We would be relying on providers that franchise out provision to support the institutions they send students to. We also don’t bail out providers that are not registered with OfS. In both cases the availability of general bailouts (specifically those focused on SMEs, a category into which most alternative providers fall) would help, but it is still a blind spot.

And not all salaries linked to universities are shown in the data under staff salaries. Outsourced staff (for example the key workers that maintain and clean university estate) would not show up in the fields I am looking at. For very different reasons, neither would students’ union staff. Both – and other examples – are key to running a university: providers and SUs would need to meet these costs from elsewhere.

How could it happen?

This proposal meets Gavin Williamson’s tests, and mine. It is a big initial outlay, but while borrowing costs are low and the appetite for borrowing is there it isn’t insanely so. It is kinder to current and prospective students, and kinder to university staff. By addressing actual costs (which are largely uncontroversial) we avoid the inequalities embedded within existing allocations.

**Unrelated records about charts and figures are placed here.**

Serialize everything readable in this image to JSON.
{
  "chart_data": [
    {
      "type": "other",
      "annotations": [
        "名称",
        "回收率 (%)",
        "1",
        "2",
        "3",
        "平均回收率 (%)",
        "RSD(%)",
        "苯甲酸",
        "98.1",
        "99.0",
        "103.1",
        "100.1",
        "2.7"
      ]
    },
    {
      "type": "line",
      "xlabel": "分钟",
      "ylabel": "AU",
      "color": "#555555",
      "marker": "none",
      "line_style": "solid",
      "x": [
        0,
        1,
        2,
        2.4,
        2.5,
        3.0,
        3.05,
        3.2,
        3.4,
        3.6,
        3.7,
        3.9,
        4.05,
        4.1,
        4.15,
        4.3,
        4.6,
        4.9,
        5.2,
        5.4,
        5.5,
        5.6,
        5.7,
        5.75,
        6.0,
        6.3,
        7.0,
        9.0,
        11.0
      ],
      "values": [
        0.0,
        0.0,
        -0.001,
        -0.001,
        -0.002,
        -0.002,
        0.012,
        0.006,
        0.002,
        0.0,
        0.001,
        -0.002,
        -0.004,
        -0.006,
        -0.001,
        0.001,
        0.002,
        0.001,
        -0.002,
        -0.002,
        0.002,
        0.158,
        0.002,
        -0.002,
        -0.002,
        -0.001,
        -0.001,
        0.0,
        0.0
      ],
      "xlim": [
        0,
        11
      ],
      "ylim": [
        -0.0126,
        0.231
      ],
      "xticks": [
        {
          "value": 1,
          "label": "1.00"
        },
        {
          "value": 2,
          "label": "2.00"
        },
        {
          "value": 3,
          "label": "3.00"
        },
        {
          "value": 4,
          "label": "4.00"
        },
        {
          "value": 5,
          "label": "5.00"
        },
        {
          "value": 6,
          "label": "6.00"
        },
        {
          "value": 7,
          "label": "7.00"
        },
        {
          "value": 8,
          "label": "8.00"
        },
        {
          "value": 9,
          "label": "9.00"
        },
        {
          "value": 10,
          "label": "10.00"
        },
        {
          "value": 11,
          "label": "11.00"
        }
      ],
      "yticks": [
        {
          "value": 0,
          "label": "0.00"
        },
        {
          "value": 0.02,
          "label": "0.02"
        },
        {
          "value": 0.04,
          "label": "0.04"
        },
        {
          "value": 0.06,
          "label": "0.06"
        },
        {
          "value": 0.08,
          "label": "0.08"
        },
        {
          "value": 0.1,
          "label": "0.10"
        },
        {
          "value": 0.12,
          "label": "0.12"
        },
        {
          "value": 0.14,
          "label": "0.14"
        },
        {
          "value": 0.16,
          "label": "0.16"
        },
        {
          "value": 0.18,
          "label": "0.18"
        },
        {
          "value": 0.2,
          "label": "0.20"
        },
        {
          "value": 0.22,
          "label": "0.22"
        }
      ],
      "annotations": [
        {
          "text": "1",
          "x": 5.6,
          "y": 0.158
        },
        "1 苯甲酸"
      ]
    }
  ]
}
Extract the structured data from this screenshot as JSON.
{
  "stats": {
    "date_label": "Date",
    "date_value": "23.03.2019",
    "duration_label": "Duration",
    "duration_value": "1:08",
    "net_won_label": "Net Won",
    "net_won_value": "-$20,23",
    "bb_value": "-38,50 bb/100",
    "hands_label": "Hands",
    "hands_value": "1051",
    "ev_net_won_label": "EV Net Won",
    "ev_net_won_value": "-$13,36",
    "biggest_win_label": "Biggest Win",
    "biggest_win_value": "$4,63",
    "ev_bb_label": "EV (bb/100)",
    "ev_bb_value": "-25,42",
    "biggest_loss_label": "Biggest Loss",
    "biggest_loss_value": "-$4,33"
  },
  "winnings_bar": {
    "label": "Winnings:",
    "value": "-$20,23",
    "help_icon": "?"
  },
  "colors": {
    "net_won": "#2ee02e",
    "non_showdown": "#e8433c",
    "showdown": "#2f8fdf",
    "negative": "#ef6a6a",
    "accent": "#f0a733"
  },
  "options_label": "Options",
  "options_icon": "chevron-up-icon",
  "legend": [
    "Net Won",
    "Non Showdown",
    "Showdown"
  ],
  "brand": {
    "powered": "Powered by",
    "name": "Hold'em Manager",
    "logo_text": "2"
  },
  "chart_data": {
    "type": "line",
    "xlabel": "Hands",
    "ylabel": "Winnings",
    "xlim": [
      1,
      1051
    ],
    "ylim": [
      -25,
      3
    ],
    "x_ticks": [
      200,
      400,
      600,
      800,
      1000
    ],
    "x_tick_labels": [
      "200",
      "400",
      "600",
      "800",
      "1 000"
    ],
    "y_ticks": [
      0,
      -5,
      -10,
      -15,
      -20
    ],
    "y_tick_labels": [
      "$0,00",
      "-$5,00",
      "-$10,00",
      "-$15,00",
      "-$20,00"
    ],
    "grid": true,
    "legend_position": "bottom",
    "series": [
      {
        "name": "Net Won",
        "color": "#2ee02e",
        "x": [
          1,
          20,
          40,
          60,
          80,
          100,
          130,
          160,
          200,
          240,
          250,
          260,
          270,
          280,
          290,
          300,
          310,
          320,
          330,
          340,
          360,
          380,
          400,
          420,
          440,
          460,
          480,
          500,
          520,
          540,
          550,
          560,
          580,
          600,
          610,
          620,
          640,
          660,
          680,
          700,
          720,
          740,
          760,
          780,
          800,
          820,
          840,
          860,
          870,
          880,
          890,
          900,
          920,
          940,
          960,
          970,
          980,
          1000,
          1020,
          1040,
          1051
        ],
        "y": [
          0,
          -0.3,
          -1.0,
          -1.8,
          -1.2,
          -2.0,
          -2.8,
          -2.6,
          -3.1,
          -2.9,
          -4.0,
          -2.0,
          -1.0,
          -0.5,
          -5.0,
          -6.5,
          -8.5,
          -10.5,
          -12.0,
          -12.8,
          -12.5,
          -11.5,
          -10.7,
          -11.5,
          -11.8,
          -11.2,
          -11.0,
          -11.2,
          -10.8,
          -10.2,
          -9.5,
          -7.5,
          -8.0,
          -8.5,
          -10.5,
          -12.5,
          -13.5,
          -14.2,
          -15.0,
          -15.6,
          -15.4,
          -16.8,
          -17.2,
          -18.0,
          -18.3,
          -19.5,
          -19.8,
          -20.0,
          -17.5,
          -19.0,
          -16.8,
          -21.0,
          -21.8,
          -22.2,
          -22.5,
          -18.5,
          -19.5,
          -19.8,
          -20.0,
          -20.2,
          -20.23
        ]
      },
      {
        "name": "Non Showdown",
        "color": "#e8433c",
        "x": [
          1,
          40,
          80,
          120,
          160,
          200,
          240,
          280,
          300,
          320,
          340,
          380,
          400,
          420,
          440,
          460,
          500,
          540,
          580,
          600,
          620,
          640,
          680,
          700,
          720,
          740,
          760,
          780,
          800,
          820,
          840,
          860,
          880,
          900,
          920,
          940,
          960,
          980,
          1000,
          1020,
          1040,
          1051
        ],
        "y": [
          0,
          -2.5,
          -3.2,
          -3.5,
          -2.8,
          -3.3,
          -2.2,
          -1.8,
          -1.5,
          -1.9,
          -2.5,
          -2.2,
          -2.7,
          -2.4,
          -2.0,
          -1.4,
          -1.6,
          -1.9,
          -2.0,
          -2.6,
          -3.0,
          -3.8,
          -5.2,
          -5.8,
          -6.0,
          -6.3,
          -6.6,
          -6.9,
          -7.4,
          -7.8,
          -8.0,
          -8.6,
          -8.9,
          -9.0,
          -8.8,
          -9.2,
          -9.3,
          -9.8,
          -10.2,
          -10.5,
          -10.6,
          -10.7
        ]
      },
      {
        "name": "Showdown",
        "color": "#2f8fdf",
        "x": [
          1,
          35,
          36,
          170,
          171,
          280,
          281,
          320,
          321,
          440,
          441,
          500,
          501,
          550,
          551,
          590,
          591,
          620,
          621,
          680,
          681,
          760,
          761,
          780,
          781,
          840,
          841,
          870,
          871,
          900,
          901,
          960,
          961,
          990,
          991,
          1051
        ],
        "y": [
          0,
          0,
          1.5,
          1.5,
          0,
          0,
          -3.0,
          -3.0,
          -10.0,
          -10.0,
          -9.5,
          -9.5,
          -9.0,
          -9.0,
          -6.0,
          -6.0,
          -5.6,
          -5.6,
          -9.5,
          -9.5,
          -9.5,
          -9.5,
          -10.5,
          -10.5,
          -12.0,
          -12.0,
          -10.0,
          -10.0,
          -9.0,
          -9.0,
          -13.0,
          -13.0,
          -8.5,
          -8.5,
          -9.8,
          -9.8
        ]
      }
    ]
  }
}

Funds would flow through existing payment processes via either OfS or the Student Loans Company. I’d actually tend towards the latter as they could also handle the repayment aspect using the systems they currently use with students. There’s very little danger of providers failing to repay the loans, in time – demand for UK higher education has grown at home and internationally since 2012, and it is unlikely that this trend would not continue given the rise in the number of UK 18 year olds over the next few years.

And what will universities do with full staffing and no students this autumn? There is a lot of work to do in terms of work with the local community, with industry, and with government to address the economic and social impact of Covid-19. There are plenty of students who need to catch up that we couldn’t quite cater for this term. There is a lot of work to do to prepare courses to support the “new normal”, and to offer online professional development and support to key workers. Universities are perfectly placed to help.

It’s an investment in sector capacity, after all. This capacity can be used in a number of ways, but once lost cannot be easily replaced.

2 responses to “How do we get to a loan?

  1. It’s clear and simple to defend. I particularly support delaying the start of the year until January 2021 (full disclosure, I have an 18 year old daughter) and I would like to see it backed up with a national volunteering programme (some version of the NCS?) so that those students have the opportunity to contribute as well as it providing structure and purpose for those months when all of the usual “gap year” activities, as well as the opportunity for paid work, are likely to be heavily constrained.

  2. Interesting idea but worth thinking through what current (undergraduate) applicants would be doing in autumn 2020 – or how they’d support themselves. Worth noting that DfE and Ofqual stuck to the A-level and BTEC certification timetable in summer on the assumption that this was better than a hastily arranged set of autumn exams.

    One possible obstacle to lending more money to institutions are the conditions written into existing loan arrangements (covenants). A few years ago government accountants (in BIS/BEIS) decided that short-term advances to FE colleges needed to be handled like proper loans with proper contracts and all that. This created a stand-off with existing lenders who insisted on complex inter-creditor agreements to protect their interests – keeping the bank ahead of the government in the lending queue. This isn’t a directly comparable situation but students, staff and OFS ren’t the only stakeholders. Banks, pension funds (USS, LGPS) and suppliers also have interests which they might act to protect.